Red Cross is urging your family safe to stay this summer with these few simple tips and by contacting the local chapter to obtain additional information on water safety:
• Learn to swim well. Contact the Red Cross for information on learning how to swim—nearly 2 million people learn to swim each year with Red Cross programs.
• Never leave children unattended near water—not even for a moment! Adults should practice “reach supervision,” which means to always be within arm’s length when a young child is near water. For older children–even adults– who are not strong swimmers, practice “active” or constant supervision and make sure they wear U.S. Coast Guard approved personal flotation devices (PFDs) whenever in or around the water.
• Know how to respond to an emergency. You should know how to tell if a swimmer is in distress or is drowning and how and when to call for emergency help. You should also learn how to help someone in trouble in water while keeping safe yourself. Do not create a situation where you become a victim as well! Enroll in Red Cross water safety, first aid and CPR courses to learn what to do.
• Keep lifesaving gear handy. Always have on hand a ring buoy, life jacket, rope, pole or other object that can be used to help a person in trouble. Remember to have a first aid kit, cordless phone and emergency contact information by the pool.
• Know when it’s too dangerous. If you, or someone you are swimming with, appear to be too cold, too far from safety, been exposed to too much sun, or had too much strenuous activity, it is time to head for shore or signal for help.

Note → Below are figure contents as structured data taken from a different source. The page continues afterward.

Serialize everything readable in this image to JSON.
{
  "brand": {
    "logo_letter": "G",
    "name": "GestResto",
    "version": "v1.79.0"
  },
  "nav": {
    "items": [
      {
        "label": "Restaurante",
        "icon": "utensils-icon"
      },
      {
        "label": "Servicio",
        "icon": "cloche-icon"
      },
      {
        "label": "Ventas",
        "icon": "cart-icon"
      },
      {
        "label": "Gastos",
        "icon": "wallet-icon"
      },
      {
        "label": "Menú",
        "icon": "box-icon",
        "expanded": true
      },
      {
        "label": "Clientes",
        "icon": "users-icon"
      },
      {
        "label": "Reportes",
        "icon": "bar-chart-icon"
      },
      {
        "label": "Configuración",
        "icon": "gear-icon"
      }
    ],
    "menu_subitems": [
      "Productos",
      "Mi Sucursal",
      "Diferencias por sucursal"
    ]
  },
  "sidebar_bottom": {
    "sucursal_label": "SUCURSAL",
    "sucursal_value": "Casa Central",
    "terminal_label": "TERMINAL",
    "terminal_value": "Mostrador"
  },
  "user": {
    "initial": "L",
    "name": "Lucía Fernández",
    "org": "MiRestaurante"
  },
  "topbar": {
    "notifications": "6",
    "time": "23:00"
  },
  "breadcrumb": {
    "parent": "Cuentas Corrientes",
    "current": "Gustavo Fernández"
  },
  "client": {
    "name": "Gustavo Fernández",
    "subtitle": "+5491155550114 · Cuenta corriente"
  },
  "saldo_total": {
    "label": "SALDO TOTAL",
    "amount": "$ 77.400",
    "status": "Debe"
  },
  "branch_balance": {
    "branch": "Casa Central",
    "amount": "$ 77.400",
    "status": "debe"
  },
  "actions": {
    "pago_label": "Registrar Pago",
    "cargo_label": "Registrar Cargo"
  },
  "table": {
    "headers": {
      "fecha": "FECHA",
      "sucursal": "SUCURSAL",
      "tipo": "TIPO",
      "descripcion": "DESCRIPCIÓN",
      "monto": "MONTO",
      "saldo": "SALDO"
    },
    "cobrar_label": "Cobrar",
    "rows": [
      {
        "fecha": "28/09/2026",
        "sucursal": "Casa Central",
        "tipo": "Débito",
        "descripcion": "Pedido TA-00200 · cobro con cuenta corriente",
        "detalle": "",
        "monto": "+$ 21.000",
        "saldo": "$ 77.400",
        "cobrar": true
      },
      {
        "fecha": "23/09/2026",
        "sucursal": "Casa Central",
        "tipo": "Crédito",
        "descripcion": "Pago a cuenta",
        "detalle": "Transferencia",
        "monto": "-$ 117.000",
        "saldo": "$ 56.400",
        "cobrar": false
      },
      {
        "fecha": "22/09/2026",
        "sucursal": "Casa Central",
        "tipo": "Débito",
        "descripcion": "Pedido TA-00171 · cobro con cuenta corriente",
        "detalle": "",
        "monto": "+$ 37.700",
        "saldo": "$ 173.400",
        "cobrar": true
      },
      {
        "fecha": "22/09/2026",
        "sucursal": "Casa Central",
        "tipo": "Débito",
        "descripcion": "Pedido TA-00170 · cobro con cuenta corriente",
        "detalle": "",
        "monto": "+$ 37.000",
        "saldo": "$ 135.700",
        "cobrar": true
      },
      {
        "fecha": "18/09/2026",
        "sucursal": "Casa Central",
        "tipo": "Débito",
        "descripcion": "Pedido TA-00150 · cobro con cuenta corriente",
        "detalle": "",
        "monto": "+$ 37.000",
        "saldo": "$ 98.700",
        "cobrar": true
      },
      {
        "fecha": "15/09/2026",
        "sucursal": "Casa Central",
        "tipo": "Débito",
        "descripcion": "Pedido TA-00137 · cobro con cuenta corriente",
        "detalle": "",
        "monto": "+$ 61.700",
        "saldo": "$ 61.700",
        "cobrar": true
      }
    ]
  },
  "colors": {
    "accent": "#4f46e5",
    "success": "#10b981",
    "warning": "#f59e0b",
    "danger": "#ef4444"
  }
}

• Eliminate temptation. Backyard pools should have self-closing, self-latching gates that remain locked when the pool is not being used. Kiddie pools should be emptied and toys removed immediately after use. Empty water pales and buckets so small children cannot fall in and drown.
• Know what you’re getting into. Check local tides, currents and other conditions which could be dangerous before entering open bodies of water.